There’s been a change in government, and like every other department, a new minister is in charge of the Department for International Development (DFID). The coalition government has promised to ring-fence the aid budget, but it will still bring its own priorities and Britain’s aid policies are up for review.
One of the difficulties in taking over is knowing what to carry over from the previous administration. Britain is committed to various treaties and agreements at all sorts of levels, from party and national policies right through to UN or G20 level decisions. Some of those will be in line with the new government’s strategies, and some won’t. So how do you sort out what to keep and what to let slide? And how do you extricate yourself from commitments you don’t intend to keep?
Last week a document was leaked from DFID, which you can read here (pdf). It’s a three page submission of “which previous public commitments DFID should track and honour.” Of the 100 existing commitments, the paper suggests keeping just 19, and only 8 made Andrew Mitchell’s final cut. Among those to be dropped are Britain’s pledged funds for the Malaria Action Plan, which I celebrated here 18 months ago.
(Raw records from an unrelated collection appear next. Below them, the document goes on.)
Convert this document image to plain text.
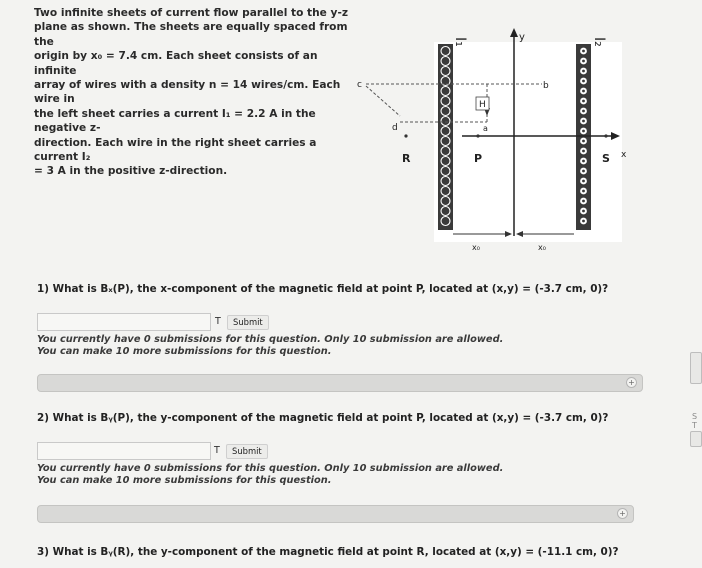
Two infinite sheets of current flow parallel to the y-z
plane as shown. The sheets are equally spaced from the
origin by x₀ = 7.4 cm. Each sheet consists of an infinite
array of wires with a density n = 14 wires/cm. Each wire in
the left sheet carries a current I₁ = 2.2 A in the negative z-
direction. Each wire in the right sheet carries a current I₂
= 3 A in the positive z-direction.
I₁	I₂
y
x
R	P	S
a
b
c
d
H
x₀	x₀
1) What is Bₓ(P), the x-component of the magnetic field at point P, located at (x,y) = (-3.7 cm, 0)?
T	Submit
You currently have 0 submissions for this question. Only 10 submission are allowed.
You can make 10 more submissions for this question.
+
2) What is Bᵧ(P), the y-component of the magnetic field at point P, located at (x,y) = (-3.7 cm, 0)?
T	Submit
You currently have 0 submissions for this question. Only 10 submission are allowed.
You can make 10 more submissions for this question.
+
3) What is Bᵧ(R), the y-component of the magnetic field at point R, located at (x,y) = (-11.1 cm, 0)?
S
T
Micro-insurance, agricultural research and governance and transparency commitments will also lose support.
I understand the need to prioritise, and for the new government to work out what it needs to take forward and how. But there are two particular things in the document that jump out:
Firstly, the discussion is completely internal. If the document had not been leaked, we would not have known the government’s new priorities on aid. “We do not recommend any proactive external communications” the paper says. We would just quietly drop any of our promises that weren’t convenient, and not even bother to tell anybody. As a clue to how dishonest that approach could become, yesterday Andrew Mitchell praised the UN’s Central Emergency Relief Fund on the radio, despite having put it on list of things to quietly scrap just last week.
Second, and worse, is the criteria that governs the decisions. Being the Department for International Development, one would hope that the commitments were assessed on their usefulness to development – what works? What’s delivering on poverty, health or education? Instead, the existing commitments were sorted according to the strength of public backing. This document puts them in order, from those promises that have “strong public backing” or backing from other government departments, through to those “unlikely to be noticed” if dropped.
In other words, DFID appears to have asked what it can get away with. Or rather, what it can away without. It’s an approach so lacking in vision that even Cameron and Clegg’s own promises are swept aside. The coalition agreement explicitly says that water, sanitation, education and healthcare would be prioritised, but the list writes off billions of pounds of spending on exactly those things. And by doing it in secret, it reneges on the coalition’s promise to “introduce full transparency in aid”.
I suppose I shouldn’t be surprised by any of this, but I am disappointed. As a country I think we can be fairly proud of our record on aid in recent years. I was certainly pleased that, despite the recession, we maintained our aim to give 0.7% of our income in aid. This in an inauspicious start for the new regime’s development strategy.